Bookish Question #7: Do you prefer to read standalone novels, or books in a series?
In general, I prefer to read books which are part of a series. If I like the characters, then I want to meet them more than once. And a series is a great way to do that.
My preference is a linked series, where there is some relationship between the main characters in each book (e.g. siblings, workmates). An example is The O’Malley series by Dee Henderson.
But I’ve also read and enjoyed series about a single character, with each book a complete novel but also contributing to an overall story arc. An example is If I Run and If I’m Found by Terri Blackstock. This series follows a fugitive trying to prove her innocence. Now I’m waiting for the third book!
But I don’t always like series.
If I don’t like the first book in a series, I’m not going to read the rest of the series. I guess this is one reason most publishers keep their series short—trilogies are popular. This is especially true if the series has an overarching storyline. The first book has to grab me, or I’m unlikely to be interested in the sequels.

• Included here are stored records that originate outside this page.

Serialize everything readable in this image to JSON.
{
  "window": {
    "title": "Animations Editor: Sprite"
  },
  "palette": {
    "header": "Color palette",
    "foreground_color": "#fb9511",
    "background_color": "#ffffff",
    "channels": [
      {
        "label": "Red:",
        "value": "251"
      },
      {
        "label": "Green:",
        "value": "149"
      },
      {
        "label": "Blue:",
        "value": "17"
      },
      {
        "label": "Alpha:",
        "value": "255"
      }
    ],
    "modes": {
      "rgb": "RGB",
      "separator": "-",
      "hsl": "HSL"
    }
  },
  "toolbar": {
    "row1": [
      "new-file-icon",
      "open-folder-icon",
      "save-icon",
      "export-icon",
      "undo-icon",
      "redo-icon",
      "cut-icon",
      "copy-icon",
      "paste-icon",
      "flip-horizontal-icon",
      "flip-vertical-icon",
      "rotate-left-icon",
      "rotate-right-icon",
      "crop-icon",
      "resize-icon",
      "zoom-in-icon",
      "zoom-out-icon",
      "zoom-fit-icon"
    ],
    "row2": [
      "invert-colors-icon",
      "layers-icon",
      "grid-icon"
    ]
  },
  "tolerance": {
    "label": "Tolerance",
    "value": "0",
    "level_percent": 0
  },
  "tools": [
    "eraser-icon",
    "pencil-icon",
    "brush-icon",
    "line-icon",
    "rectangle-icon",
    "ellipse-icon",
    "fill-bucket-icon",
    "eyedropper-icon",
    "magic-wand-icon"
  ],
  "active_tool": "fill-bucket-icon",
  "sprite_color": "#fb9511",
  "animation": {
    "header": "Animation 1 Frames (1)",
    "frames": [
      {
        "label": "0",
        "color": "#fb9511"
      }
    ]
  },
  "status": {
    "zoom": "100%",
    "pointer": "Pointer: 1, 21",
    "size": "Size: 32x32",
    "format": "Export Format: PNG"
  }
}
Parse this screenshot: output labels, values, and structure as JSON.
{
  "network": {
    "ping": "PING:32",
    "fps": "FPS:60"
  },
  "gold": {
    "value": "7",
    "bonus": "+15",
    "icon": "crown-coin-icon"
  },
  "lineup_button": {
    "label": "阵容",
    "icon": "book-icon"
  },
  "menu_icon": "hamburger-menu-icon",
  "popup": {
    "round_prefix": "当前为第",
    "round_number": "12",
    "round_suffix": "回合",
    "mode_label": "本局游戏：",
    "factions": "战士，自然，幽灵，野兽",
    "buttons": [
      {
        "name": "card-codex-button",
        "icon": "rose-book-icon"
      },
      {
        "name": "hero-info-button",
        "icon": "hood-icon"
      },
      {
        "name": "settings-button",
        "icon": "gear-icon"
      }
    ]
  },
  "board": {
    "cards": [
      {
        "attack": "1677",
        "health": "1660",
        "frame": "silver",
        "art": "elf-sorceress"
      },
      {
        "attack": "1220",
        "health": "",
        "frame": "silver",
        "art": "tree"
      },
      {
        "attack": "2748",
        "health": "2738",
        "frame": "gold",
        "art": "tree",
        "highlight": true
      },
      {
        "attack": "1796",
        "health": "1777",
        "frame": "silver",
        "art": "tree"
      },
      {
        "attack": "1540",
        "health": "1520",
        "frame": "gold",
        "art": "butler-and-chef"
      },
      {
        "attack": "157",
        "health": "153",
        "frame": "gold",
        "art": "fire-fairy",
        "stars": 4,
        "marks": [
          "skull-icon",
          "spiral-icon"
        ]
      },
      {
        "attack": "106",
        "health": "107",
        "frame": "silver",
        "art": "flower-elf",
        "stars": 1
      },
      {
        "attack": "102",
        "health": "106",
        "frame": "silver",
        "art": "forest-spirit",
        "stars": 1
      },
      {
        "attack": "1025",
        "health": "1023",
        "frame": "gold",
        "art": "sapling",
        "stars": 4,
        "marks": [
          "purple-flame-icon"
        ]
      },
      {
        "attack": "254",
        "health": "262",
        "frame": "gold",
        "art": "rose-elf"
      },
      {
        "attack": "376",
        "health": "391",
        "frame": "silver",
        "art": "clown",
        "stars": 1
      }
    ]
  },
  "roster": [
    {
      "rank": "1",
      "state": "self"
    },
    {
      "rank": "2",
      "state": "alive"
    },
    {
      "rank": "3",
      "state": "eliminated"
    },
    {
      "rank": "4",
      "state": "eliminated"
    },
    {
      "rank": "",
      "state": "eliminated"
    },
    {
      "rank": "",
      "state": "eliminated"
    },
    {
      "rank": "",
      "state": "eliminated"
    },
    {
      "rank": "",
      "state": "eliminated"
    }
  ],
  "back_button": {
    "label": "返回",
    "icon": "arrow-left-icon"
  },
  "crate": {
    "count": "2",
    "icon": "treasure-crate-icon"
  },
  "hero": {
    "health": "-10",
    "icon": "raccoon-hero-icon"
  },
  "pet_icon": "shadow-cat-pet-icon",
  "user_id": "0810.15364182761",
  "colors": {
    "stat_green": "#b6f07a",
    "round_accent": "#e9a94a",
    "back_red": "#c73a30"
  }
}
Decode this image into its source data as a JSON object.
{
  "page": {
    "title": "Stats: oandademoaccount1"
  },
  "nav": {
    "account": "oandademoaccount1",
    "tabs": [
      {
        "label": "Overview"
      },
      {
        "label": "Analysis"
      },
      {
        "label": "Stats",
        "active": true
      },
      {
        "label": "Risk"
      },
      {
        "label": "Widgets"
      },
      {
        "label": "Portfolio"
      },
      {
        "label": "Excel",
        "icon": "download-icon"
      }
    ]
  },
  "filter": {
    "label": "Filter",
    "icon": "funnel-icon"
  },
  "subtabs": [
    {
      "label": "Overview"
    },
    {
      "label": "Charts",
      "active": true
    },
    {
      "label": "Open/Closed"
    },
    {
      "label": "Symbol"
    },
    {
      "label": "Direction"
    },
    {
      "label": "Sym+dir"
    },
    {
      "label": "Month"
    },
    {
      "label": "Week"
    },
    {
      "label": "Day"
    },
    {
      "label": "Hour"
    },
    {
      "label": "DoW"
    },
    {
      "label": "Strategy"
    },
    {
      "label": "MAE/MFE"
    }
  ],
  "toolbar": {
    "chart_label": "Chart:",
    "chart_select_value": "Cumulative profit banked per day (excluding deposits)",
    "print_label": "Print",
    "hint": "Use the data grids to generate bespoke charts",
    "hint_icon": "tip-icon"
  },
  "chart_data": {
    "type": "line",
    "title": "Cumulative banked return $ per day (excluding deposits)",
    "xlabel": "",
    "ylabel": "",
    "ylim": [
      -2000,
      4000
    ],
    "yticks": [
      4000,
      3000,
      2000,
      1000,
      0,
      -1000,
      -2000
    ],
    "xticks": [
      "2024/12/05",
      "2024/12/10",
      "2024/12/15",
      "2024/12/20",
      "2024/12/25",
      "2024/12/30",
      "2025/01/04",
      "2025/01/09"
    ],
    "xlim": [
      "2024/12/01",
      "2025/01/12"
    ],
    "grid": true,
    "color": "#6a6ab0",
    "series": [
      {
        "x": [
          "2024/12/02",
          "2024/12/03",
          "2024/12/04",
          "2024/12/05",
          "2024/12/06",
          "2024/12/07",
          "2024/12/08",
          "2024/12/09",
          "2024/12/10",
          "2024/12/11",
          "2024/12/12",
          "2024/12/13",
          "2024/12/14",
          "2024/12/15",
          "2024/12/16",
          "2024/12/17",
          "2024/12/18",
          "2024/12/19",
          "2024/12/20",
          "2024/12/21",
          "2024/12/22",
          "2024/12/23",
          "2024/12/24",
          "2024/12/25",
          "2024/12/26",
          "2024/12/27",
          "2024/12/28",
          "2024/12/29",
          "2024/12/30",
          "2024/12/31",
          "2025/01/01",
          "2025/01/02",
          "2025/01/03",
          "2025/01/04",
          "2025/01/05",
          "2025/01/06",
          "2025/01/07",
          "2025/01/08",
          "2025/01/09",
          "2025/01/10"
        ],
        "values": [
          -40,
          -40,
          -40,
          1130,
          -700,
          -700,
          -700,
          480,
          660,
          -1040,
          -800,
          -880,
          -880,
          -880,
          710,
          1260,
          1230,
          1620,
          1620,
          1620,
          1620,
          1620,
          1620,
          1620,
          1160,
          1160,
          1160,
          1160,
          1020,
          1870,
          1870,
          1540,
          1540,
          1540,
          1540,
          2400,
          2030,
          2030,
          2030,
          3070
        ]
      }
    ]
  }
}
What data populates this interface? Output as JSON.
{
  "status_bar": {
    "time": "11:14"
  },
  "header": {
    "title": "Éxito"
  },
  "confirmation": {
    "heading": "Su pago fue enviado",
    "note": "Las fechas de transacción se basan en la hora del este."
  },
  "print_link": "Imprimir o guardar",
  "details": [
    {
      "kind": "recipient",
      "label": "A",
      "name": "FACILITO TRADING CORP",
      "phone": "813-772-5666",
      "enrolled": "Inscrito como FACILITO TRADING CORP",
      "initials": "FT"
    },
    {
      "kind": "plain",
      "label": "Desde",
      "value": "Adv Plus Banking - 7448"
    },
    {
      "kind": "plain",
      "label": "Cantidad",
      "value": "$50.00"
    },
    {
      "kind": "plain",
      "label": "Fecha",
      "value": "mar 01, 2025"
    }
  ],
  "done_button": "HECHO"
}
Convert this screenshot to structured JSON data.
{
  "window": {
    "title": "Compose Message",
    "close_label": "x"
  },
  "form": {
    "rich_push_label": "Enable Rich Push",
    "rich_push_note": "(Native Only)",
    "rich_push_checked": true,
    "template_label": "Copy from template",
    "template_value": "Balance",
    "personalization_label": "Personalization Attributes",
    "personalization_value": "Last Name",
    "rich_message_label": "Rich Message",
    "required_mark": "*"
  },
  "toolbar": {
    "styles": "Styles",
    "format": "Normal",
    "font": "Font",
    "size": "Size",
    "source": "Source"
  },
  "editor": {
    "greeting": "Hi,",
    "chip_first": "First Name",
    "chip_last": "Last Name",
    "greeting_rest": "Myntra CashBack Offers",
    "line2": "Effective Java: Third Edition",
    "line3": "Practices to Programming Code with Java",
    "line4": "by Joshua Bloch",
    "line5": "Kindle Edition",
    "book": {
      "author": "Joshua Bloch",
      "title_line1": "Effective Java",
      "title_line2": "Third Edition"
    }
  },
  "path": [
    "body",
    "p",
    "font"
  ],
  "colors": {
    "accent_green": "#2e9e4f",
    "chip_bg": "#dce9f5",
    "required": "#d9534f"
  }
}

Also, I’m no longer a fan of those romance series where it takes three novels for the hero and heroine to get their happy-ever-after. The exception might be if the romance is actually the subplot (e.g. The Smart Chick Mysteries by Mindy Starns Clark).
I recently read and loved a romance novel that was the first book in a trilogy. When I looked up the sequels, they were both about the hero and heroine in the first book. What? I thought they’d got their happy-ever-after at the end of book one. The next two books seemed to be introducing and prolonging unnecessary conflict. I didn’t buy them.
If I’m going to read a series, even one with an overarching storyline, I need each book to have an ending. A proper ending, where the mystery has been solved or the couple have got together. Not a cliffhanger ending where one or more major characters are left in major peril while the author writes the next book in the series. It’s annoying on TV, and it’s even more annoying in a novel.